Let’s talk about rollback options.

First, to note, there is some other task db-controller will start in the background, depending on settings, ONCE it switches from old database to new: It will start syncing from new database to old, in a reverse direction than before. This may be beneficial if you will need to revert after several days, and you want to keep updates in the new database. If this is not desired, if you prefer to have quick rollback by just updating pods to old images, you can modify the DB-controller config field disabled:

dbs:
- namespace: "envs/$(LQDENV)-$(EDGELQ_REGION)/secrets/v1"
  backend: "$(DB_BACKEND)"
  apiVersion: "v1alpha2"
  connectionPoolSize: $(SECRETS_DB_CONN_POOL_SIZE)
  mongo:
    endpoint: "mongodb+srv://$(MONGO_DOMAIN)/?authSource=%24external&authMechanism=MONGODB-X509&retryWrites=true&w=majority&tlsCertificateKeyFile=/etc/lqd/mongo/mongodb.pem"
  firestore:
    projectId: "$(FIRESTORE_GCP_PROJECT_ID)"
    credentialsFilePath: "/etc/lqd/gcloud/db-google-credentials.json"

  ## If this value is "true", then, if this API version is inactive, DbController WILL NOT try to sync updates
  ## from new database to old.
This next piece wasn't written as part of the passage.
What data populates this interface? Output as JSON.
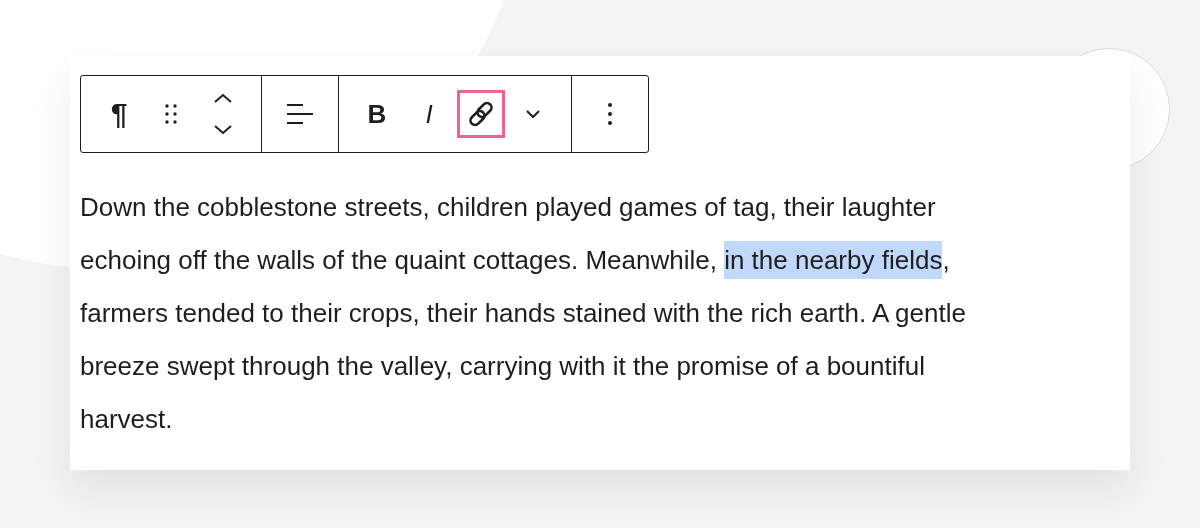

Old DB will be more and more behind new version with each day when new version is active.
  disabled: $(V1_ALPHA2_DB_DISABLED)

- namespace: "envs/$(LQDENV)-$(EDGELQ_REGION)/secrets/v2"
  backend: "$(DB_BACKEND)"
  apiVersion: "v1"
  connectionPoolSize: $(SECRETS_DB_CONN_POOL_SIZE)
  mongo:
    endpoint: "mongodb+srv://$(MONGO_DOMAIN)/?authSource=%24external&authMechanism=MONGODB-X509&retryWrites=true&w=majority&tlsCertificateKeyFile=/etc/lqd/mongo/mongodb.pem"
  firestore:
    projectId: "$(FIRESTORE_GCP_PROJECT_ID)"
    credentialsFilePath: "/etc/lqd/gcloud/db-google-credentials.json"
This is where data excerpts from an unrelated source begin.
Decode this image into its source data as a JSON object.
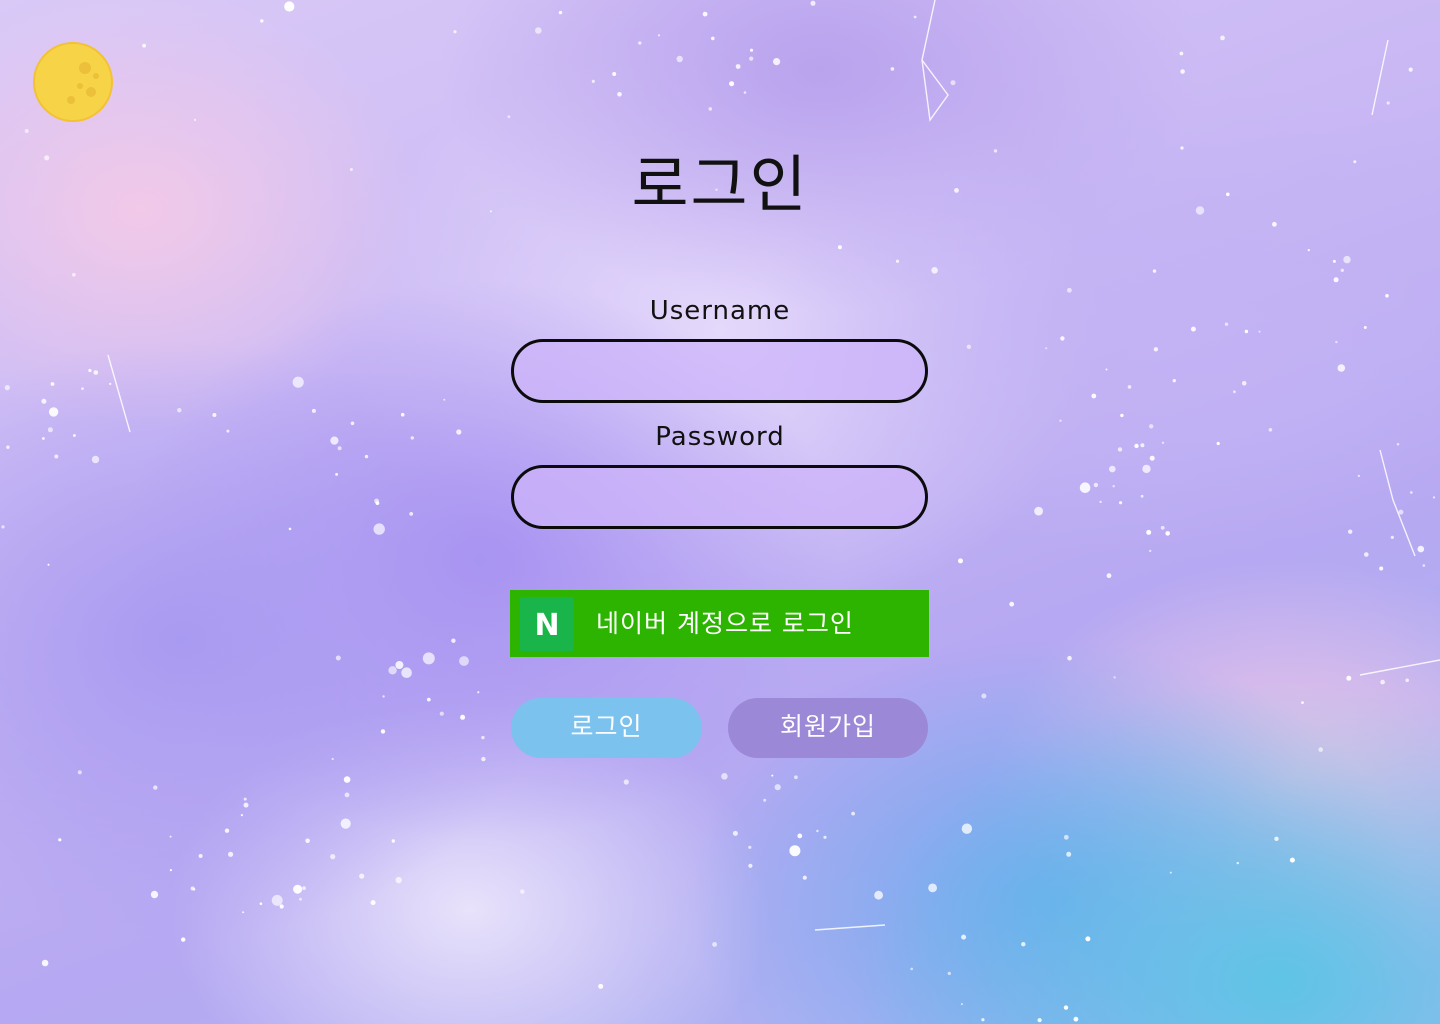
{
  "page": {
    "title": "로그인"
  },
  "form": {
    "username_label": "Username",
    "password_label": "Password",
    "username_value": "",
    "password_value": ""
  },
  "naver": {
    "logo_letter": "N",
    "label": "네이버 계정으로 로그인",
    "color": "#2db400"
  },
  "actions": {
    "login_label": "로그인",
    "signup_label": "회원가입",
    "login_color": "#7cc2ee",
    "signup_color": "#9b88d6"
  },
  "decor": {
    "moon_icon": "moon-icon",
    "background": "pastel-watercolor-galaxy"
  }
}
Note that we have particular code in db-controller (again):

func main() {
    ...

    var v1Alpha2Storage *node.VersionedStorage
    dbSyncingCtrlCfg := db_syncing_ctrl.NewDefaultControllerNodeConfig()
    if serverEnvCfg.DbVersionEnabled("v1alpha2") || envRegistry.MyRegionalDeploymentInfo().GetCurrentVersion() == "v1alpha2" {
		...

        dbSyncingCtrlCfg.EnableDowngradeDbSyncing = serverEnvCfg.DbVersionEnabled("v1alpha2")
    }
}

If serverEnvCfg.DbVersionEnabled("v1alpha2") returns false, then either db-controller will not even get access to the old database, or if the current version is v1alpha2, when the switch happens, then dbSyncingCtrlCfg.EnableDowngradeDbSyncing will be false. This will ensure that the db-controller will not start syncing in the reverse new -> old direction after the switch. This may make quick rollback safer, without using database backup.
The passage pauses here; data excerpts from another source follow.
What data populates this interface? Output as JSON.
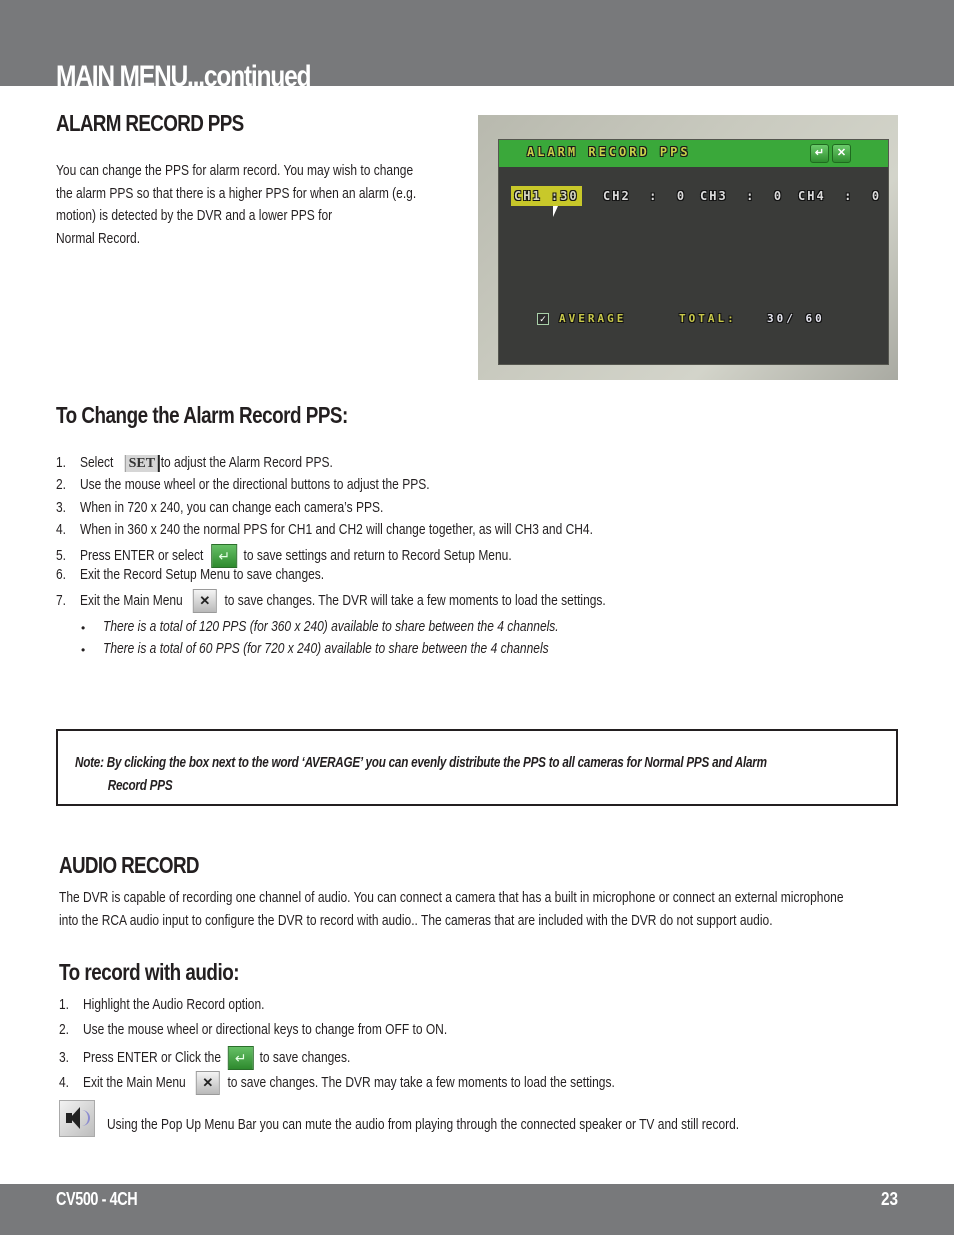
{
  "header": {
    "title": "MAIN MENU...continued"
  },
  "alarm_record_pps": {
    "heading": "ALARM RECORD PPS",
    "description_lines": [
      "You can change the PPS for alarm record. You may wish to change",
      "the alarm PPS so that there is a higher PPS for when an alarm (e.g.",
      "motion) is detected by the DVR and a lower PPS for",
      "Normal Record."
    ]
  },
  "dvr_screen": {
    "title": "ALARM RECORD PPS",
    "enter_icon": "enter-icon",
    "close_icon": "close-icon",
    "channels": [
      {
        "label": "CH1",
        "separator": ":",
        "value": "30",
        "selected": true
      },
      {
        "label": "CH2",
        "separator": ":",
        "value": "0",
        "selected": false
      },
      {
        "label": "CH3",
        "separator": ":",
        "value": "0",
        "selected": false
      },
      {
        "label": "CH4",
        "separator": ":",
        "value": "0",
        "selected": false
      }
    ],
    "average_label": "AVERAGE",
    "average_checked": true,
    "total_label": "TOTAL:",
    "total_value": "30/ 60",
    "colors": {
      "titlebar": "#3aa83a",
      "panel": "#3a3b39",
      "selection": "#c8c82a",
      "label_text": "#c8d24a"
    }
  },
  "change_pps": {
    "heading": "To Change the Alarm Record PPS:",
    "steps": [
      {
        "num": "1.",
        "before": "Select",
        "icon": "set-icon",
        "icon_label": "SET",
        "after": "to adjust the Alarm Record PPS."
      },
      {
        "num": "2.",
        "text": "Use the mouse wheel or the directional buttons to adjust the PPS."
      },
      {
        "num": "3.",
        "text": "When in 720 x 240, you can change each camera’s PPS."
      },
      {
        "num": "4.",
        "text": "When in 360 x 240 the normal PPS for CH1 and CH2 will change together, as will CH3 and CH4."
      },
      {
        "num": "5.",
        "before": "Press ENTER or select",
        "icon": "enter-icon",
        "after": "to save settings and return to Record Setup Menu."
      },
      {
        "num": "6.",
        "text": "Exit the Record Setup Menu to save changes."
      },
      {
        "num": "7.",
        "before": "Exit the Main Menu",
        "icon": "close-icon",
        "after": "to save changes. The DVR will take a few moments to load the settings."
      }
    ],
    "notes": [
      "There is a total of 120 PPS (for 360 x 240) available to share between the 4 channels.",
      "There is a total of 60 PPS (for 720 x 240) available to share between the 4 channels"
    ]
  },
  "note_box": {
    "line1": "Note: By clicking the box next to the word  ‘AVERAGE’ you can evenly distribute the PPS to all cameras for Normal PPS and Alarm",
    "line2": "Record PPS"
  },
  "audio_record": {
    "heading": "AUDIO RECORD",
    "description_lines": [
      "The DVR is capable of recording one channel of audio. You can connect a camera that has a built in microphone or connect an external microphone",
      "into the RCA audio input to configure the DVR to record with audio.. The cameras that are included with the DVR do not support audio."
    ],
    "subheading": "To record with audio:",
    "steps": [
      {
        "num": "1.",
        "text": "Highlight the Audio Record option."
      },
      {
        "num": "2.",
        "text": "Use the mouse wheel or directional keys to change from OFF to ON."
      },
      {
        "num": "3.",
        "before": "Press ENTER or Click the",
        "icon": "enter-icon",
        "after": "to save changes."
      },
      {
        "num": "4.",
        "before": "Exit the Main Menu",
        "icon": "close-icon",
        "after": "to save changes. The DVR may take a few moments to load the settings."
      }
    ],
    "mute_icon": "speaker-icon",
    "mute_note": "Using the Pop Up Menu Bar you can mute the audio from playing through the connected speaker or TV and still record."
  },
  "footer": {
    "model": "CV500 - 4CH",
    "page_number": "23"
  },
  "icons": {
    "enter_glyph": "↵",
    "close_glyph": "✕",
    "check_glyph": "✓"
  },
  "colors": {
    "band": "#78797b",
    "text": "#231f20"
  }
}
Perhaps it is best to start this way -> disable the old version if inactive, and make the upgrade. Then check if everything is fine, and if there is an emergency to rollback, you can deploy old pods and apply updates quickly. If you do that, remember however to send the UpdateDeployment request to meta.goten.com to ensure the currentVersion field points to the old one. If everything is good, however, you may optionally enable new -> old DB syncing from the config, in case rollback is needed after some amount of days, but you are confident enough that it won’t corrupt the old database.

Other upgrade information:

SearchDB, if present, is automatically synced during the upgrade, but maybe a bit delayed behind (a matter of seconds).
For resources not owned by the local database, we are talking about read copies resulting from multi-region, db-controller will not attempt to sync old -> new. Instead, it will just send watch requests to other regions, separate for old and new APIs. Copies will be done asynchronously and don’t influence the “switch”.
Meta owner references, throughout all services, will be updated asynchronously once the service switches to the new version. Unlike hard schema references pointing to our service, meta owner references are assumed owned by the service they point to, and they must use the version currently used by this service/region.